Um segundo ponto é a defesa do matrimónio e da família como fundamentos da identidade europeia. As crescentes facilidades em realizar o divórcio e a tentativa de conceber as uniões homossexuais como sendo da mesma categoria das relações tradicionais são formas claras, conscientes ou não, de ameaçar a família e o matrimónio.

Por último, a questão religiosa. Em todas as culturas é fundamental respeitar aquilo que para o outro é mais sagrado. No Ocidente existe o preceito de respeitar crenças alheias, por vezes através de condicionantes legais, mas quando se trata de Cristo é a liberdade de opinião que aparece como bem supremo. «Contudo, a liberdade de opinião encontra o seu limite no facto de não poder destruir a honra e a dignidade do outro; não é liberdade de mentir ou destruir os direitos humanos.»

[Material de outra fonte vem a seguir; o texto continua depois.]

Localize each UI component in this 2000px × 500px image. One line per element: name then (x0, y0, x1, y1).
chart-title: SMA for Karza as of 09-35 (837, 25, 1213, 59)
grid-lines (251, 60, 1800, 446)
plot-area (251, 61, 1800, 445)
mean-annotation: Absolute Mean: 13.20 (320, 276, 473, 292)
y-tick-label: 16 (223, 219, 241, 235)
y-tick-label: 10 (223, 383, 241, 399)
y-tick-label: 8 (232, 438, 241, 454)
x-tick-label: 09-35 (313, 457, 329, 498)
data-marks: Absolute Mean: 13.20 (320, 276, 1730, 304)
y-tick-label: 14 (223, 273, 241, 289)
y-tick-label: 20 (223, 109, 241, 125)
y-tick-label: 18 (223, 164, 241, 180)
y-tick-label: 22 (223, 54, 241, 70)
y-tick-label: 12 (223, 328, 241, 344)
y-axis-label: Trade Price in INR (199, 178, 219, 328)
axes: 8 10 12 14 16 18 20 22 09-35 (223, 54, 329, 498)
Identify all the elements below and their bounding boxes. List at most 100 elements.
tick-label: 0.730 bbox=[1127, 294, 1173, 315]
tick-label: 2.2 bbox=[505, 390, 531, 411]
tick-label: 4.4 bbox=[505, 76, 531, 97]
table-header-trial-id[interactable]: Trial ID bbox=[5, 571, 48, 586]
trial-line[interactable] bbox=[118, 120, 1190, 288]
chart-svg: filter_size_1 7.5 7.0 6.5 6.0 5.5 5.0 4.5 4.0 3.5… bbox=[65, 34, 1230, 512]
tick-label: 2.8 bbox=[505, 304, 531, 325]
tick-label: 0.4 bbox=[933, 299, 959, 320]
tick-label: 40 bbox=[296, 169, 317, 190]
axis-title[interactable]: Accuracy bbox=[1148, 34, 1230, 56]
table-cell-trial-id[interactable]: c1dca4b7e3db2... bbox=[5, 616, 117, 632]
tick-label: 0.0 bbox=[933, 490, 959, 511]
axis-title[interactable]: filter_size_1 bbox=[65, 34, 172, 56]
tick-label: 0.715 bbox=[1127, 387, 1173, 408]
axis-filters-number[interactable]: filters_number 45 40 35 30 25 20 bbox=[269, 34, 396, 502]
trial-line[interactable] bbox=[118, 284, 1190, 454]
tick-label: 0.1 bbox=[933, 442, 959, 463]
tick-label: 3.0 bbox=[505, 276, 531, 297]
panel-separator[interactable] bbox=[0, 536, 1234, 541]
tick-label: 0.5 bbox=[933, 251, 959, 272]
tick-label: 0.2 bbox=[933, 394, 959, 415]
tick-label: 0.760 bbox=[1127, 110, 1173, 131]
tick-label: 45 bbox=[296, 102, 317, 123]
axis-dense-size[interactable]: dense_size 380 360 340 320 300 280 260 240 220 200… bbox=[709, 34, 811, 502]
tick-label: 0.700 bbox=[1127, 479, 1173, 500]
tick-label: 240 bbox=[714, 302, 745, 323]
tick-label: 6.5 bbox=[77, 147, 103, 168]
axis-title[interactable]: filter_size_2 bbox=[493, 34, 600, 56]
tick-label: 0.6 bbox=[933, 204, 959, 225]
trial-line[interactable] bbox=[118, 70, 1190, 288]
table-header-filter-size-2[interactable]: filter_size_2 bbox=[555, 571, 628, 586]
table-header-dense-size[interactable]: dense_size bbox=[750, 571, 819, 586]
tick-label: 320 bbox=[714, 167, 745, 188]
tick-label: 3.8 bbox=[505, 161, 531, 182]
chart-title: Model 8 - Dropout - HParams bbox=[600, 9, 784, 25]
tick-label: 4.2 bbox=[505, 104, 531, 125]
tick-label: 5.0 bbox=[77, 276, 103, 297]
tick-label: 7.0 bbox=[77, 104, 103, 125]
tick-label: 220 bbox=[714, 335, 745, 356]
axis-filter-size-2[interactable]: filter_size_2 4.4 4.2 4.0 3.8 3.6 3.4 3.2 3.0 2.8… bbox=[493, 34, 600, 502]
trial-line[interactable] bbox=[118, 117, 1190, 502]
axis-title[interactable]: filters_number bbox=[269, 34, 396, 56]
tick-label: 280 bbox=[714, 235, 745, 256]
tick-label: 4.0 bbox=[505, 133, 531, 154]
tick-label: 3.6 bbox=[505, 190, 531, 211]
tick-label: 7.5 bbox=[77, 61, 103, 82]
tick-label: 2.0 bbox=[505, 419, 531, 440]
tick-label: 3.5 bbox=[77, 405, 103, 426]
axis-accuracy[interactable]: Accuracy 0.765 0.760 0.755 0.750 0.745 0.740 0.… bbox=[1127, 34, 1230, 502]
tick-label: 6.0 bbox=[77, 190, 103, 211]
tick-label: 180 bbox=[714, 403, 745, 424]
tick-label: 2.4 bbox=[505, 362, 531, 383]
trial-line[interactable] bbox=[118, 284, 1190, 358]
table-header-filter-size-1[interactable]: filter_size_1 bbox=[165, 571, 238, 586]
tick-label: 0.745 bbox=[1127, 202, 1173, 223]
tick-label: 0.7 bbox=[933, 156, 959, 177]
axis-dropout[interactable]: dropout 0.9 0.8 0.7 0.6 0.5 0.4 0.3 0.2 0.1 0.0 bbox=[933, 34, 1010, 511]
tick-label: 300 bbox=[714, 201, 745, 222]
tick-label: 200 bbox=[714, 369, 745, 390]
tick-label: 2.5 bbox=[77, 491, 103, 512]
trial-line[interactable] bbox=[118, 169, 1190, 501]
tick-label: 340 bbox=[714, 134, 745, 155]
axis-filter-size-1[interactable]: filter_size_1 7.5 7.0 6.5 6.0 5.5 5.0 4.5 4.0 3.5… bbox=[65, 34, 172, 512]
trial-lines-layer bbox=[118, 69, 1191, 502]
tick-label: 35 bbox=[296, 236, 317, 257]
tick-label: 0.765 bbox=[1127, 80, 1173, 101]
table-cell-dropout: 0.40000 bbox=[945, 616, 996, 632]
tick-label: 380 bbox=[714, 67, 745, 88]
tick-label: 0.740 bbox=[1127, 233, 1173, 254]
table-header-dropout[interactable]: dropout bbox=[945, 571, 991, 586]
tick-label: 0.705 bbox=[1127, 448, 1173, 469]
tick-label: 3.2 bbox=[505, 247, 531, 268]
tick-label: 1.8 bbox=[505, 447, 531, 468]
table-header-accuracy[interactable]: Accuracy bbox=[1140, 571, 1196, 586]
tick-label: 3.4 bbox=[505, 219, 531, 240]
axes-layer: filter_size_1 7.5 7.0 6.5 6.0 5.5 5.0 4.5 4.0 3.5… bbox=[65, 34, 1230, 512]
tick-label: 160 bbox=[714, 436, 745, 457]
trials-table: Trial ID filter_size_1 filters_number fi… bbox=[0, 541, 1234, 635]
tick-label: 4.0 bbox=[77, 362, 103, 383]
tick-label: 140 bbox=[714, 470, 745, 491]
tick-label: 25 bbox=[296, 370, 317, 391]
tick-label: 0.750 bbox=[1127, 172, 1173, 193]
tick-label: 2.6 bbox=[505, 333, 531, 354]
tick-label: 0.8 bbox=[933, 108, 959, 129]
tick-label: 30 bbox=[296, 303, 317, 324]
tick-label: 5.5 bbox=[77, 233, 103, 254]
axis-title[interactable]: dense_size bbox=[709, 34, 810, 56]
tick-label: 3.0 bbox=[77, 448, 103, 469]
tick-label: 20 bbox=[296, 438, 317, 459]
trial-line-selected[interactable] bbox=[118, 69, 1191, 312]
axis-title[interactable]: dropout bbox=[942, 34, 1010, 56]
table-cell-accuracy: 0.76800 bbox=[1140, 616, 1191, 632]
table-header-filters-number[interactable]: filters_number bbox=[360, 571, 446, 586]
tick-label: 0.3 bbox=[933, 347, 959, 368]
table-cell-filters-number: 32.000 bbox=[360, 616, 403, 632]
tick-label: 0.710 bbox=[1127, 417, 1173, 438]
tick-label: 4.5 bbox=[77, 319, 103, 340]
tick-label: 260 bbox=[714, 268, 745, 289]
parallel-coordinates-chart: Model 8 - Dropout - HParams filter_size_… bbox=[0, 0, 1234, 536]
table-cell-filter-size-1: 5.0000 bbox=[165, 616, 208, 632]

«Em tudo isto é patente um ódio que o Ocidente sente em relação a si mesmo, que só se pode considerar como algo patológico; o Ocidente, cheio de compreensão, tenta de maneira louvável abrir-se a valores externos, mas já não gosta de si mesmo; da sua própria história já só vê o que é censurável e destruidor, já não está em condições de perceber o que é grande e puro. Se a Europa quiser sobreviver, necessitará de uma nova – certamente crítica e humilde – aceitação de si mesma.»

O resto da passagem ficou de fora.